The availability of those methods at publicly subsidized family planning clinics in Texas went down further after the 2013 introduction of WHP. To cope with the decreased state funding, clinics were forced to start limiting the types of birth control they offered—specifically options like IUDs, which carry high upfront costs.
Another purpose of the report is to outline savings and expenditures. According to the report, the monthly caseload average of 115,400 women costs the state $31.67 million. But the savings is harder to pin down, in part because the “lag of nine months for the realization of the births.” The report, however, does publish the health commission’s estimations:
The monthly caseload average in Fiscal Year 2013 of 115,440 women will represent a reduction of 8,359 births in Fiscal Year 2014. At an estimated cost of $11,193 per birth, HHSC estimates a total savings of $93.6 million for Medicaid.

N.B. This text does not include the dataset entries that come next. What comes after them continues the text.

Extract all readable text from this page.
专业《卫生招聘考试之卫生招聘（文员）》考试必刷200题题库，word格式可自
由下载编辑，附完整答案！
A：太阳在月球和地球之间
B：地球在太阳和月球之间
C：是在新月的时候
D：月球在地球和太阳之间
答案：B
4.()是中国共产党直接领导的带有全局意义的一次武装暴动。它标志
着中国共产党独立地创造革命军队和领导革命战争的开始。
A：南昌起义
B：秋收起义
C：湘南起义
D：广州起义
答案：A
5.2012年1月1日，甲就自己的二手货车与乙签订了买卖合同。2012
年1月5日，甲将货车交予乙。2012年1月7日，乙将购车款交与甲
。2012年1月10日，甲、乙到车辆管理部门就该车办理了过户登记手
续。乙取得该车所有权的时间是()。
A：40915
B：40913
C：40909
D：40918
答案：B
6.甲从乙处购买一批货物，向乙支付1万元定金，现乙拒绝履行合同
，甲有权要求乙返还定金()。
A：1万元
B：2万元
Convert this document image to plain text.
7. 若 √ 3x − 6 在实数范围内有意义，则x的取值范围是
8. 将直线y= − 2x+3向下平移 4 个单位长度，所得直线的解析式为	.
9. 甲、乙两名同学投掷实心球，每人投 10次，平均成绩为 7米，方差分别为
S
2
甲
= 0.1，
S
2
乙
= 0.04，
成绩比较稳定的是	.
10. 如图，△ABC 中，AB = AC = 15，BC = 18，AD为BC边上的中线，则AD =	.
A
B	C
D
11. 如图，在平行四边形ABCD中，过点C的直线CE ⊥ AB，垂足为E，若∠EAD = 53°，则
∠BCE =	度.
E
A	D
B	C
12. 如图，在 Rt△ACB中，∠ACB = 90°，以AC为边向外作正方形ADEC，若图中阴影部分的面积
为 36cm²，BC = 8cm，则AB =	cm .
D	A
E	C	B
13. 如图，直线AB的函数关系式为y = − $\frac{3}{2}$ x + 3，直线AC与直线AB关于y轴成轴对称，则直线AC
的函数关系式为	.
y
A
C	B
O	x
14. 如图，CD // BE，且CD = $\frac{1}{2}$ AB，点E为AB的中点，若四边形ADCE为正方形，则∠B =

Of this total, $55.5 million are federal funds savings and $38.1 million in savings for the state.
Subtract that cost from the savings, and the commission estimates that the state will net $6.4 million.
But there’s still that gaping difference in the number of women enrolled in the two programs in 2011 and 2013. If those women are no longer being served and contraception claims are down across the board, could there be a substantial increase in publicly subsidized births? Stevenson predicts that that will be the case. When the final numbers are released, they will likely show a significant increase in Medicaid-funded birth costs compared to 2011. This prediction was also made back in 2011 by the Legislative Budget Board. They released a memo warning that reduction of family planning–related expenditures as proposed by legislation in HB 1 would lead to more than $200 million in Medicaid birth costs. The predicted cost to the state’s General Revenue fund, which now entirely funds the new Women’s Health Program, was more than $98 million.
Even though these numbers are only initial figures, they reveal a pretty significant decrease in the population served by the WHP. In response to these low numbers, the report says that the Texas Health and Human Services Commission “undertook corrective measures to expand client outreach,” including a “target[ed] mailing effort,” as required by the same piece of legislation that mandates they compile a biennual report.